In conclusion, CBT appears to be effective for the treatment of anxiety in older adults, and the state of knowledge does not justify an attitude of therapeutic nihilism. However, the evidence is still mostly limited to specific subgroups of patients (GAD, relatively healthy, well-educated, cognitively unimpaired, relatively young).

Pharmacologic Interventions

The paucity of data on the effectiveness of existing treatments for late-life anxiety is even greater for pharmacologic interventions. Common practice still entails the prescription of benzodiazepines. This is a troubling phenomenon, as the long-term use of benzodiazepines is associated with serious adverse effects, especially in older adults (eg, heightened risk of accidents and falls, heightened risk of cognitive impairment, development of tolerance and addiction) [41].

Furthermore, benzodiazepines are indicated for incidental use when individuals are confronted with infrequent anxiety symptoms, whereas in older adults, anxiety disorders tend to be chronic in nature. In trying to reverse the wide distribution of benzodiazepines among anxious older adults, several authors have warned against pharmacologic treatments of late-life anxiety in general because even the prescription of safer psychotropic drugs, such as selective serotonin reuptake inhibitors (SSRIs), may be problematic in older adults [42]. Recent studies indicate that SSRIs and tricyclic antidepressants may also induce a heightened risk of falls, fractures, and cognitive impairment [43]. On the other hand, a psychological intervention may not always be feasible or successful. In seriously incapacitating cases, when comorbid severe depression is present, and in older adults reluctant to start a psychological treatment, SSRIs can be a suitable alternative. The available data imply that SSRIs are as effective in older adults as in mixed-age populations in reducing anxiety, and that they are generally well-tolerated [20, 44]. One recent meta-analysis even suggests that SSRIs may be more effective in reducing late-life anxiety than psychological interventions [26], but as the available research data are scarce and hampered by various methodologic shortcomings, this conclusion is premature.

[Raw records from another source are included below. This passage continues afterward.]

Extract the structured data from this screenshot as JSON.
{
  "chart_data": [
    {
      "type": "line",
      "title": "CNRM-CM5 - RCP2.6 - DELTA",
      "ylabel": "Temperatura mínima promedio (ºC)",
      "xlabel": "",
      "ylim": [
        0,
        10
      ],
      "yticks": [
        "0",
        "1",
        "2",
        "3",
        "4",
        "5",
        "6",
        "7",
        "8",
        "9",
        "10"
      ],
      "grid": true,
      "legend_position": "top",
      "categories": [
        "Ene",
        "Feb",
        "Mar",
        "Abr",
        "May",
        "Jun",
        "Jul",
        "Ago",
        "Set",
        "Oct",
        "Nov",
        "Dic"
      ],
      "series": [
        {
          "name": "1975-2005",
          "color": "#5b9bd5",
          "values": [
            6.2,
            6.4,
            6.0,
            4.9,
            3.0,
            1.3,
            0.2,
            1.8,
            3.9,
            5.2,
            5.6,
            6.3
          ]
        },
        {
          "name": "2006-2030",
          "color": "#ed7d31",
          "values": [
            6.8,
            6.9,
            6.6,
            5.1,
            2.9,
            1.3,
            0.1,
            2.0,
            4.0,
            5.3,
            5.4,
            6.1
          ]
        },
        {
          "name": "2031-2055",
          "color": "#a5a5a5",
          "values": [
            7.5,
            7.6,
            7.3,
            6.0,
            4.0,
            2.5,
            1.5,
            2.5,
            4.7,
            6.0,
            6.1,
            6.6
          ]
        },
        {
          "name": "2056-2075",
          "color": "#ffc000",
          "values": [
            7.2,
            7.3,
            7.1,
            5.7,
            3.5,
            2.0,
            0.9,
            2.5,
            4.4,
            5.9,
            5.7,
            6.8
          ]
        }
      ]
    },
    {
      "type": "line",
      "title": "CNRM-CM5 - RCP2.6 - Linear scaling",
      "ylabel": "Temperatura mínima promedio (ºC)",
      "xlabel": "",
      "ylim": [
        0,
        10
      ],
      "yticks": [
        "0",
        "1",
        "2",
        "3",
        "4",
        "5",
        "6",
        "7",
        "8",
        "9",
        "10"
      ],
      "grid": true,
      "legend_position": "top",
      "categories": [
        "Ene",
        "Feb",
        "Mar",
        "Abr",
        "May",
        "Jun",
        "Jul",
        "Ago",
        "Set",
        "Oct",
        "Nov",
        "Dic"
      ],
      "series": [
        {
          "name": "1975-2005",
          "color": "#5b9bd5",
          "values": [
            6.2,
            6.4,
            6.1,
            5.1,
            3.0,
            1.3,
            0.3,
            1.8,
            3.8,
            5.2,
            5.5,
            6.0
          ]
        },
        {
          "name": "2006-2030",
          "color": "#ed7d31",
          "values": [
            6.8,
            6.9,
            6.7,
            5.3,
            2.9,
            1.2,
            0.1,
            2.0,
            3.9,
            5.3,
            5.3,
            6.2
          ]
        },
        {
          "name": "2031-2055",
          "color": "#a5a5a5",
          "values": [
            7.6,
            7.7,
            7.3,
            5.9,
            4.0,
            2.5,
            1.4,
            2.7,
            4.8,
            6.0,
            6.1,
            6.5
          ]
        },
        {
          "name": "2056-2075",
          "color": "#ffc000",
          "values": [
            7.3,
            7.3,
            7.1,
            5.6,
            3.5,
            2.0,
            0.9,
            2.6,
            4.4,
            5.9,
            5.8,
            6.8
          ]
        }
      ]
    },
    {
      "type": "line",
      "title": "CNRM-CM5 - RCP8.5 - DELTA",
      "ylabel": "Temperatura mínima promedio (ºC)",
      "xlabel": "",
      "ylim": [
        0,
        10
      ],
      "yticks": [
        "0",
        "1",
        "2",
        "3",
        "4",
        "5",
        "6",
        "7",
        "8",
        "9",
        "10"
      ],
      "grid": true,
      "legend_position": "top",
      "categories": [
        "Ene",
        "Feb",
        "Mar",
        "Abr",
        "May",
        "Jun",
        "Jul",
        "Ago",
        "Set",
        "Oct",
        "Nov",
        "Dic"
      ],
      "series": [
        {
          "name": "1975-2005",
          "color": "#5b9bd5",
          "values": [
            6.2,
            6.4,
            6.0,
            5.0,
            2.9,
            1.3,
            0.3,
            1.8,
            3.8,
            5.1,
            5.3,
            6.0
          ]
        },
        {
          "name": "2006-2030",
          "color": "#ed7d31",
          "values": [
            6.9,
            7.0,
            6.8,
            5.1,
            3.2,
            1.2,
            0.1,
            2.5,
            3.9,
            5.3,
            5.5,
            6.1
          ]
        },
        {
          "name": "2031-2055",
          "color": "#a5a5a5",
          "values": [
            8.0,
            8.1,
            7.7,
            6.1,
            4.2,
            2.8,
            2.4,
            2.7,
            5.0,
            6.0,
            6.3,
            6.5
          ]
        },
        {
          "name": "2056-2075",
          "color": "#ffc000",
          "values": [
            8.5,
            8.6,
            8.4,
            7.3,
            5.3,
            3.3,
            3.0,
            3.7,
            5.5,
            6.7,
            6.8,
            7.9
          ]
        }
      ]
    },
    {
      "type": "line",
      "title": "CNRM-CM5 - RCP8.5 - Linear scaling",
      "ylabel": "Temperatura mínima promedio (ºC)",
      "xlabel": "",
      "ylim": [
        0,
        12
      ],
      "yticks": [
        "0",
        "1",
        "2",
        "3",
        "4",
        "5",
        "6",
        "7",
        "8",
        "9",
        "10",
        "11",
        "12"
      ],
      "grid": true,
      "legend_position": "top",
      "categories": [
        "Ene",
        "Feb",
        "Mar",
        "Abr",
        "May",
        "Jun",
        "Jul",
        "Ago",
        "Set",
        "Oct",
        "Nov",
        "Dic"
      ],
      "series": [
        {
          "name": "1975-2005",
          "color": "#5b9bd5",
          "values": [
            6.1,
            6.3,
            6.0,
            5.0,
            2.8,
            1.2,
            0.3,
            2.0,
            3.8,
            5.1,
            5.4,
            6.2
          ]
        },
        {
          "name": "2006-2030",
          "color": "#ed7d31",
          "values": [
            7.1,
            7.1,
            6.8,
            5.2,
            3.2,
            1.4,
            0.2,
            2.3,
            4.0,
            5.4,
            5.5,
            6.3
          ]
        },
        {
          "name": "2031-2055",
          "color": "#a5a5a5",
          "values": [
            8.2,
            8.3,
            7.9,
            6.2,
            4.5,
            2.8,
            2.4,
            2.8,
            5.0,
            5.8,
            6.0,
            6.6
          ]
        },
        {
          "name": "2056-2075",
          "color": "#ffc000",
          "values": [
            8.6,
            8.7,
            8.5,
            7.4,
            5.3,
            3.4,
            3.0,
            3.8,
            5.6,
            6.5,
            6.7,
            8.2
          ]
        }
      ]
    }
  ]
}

From the limited available research data on this topic, no firm conclusions can be drawn with regard to heightened effectiveness or better tolerability for a certain type of SSRI. Older adults generally report that they prefer a psychological intervention, although dropout rates in intervention studies tend to be similar in both conditions. Severely anxious older adults may refuse pharmacologic treatment due to an excessive fear of side effects and addiction. CBT intervention techniques may be used to counter this anxiety [45].

Conclusions

In 2005, the guest editors of the Acta Psychiatrica Scandinavica made an appeal for more systematic research into anxiety disorders in older adults [46]. In the meantime, the number of published papers on anxiety disorders in older adults has increased rapidly. More and more has become known regarding the epidemiology, recognition, diagnosis, and treatment of anxiety disorders in late life. These developments have given rise to the creation of evidence-based multidisciplinary guidelines for anxiety disorders in late life [45]. However, data are still scarce and focused on late-life GAD, without much consideration for any of the other anxiety disorders. Research findings to date are also primarily based on the relatively healthy, the well-educated, and the “young.” More knowledge is needed with regard to the phenomenology of anxiety syndromes in older people, as well as long-term treatment outcomes. In addition, no data are available on the implementation of these research findings or on the implementation of guidelines in everyday clinical practice. It is common knowledge that adherence rates to guidelines in clinical practice are relatively low and that adherence yields superior results compared with nonadherence [47]. In 2005, it was concluded that “implementation can only succeed when the gap between researchers and clinicians is bridged successfully” [46]. This conclusion still holds and is a major challenge for both groups of professionals dealing with older patients with anxiety disorders.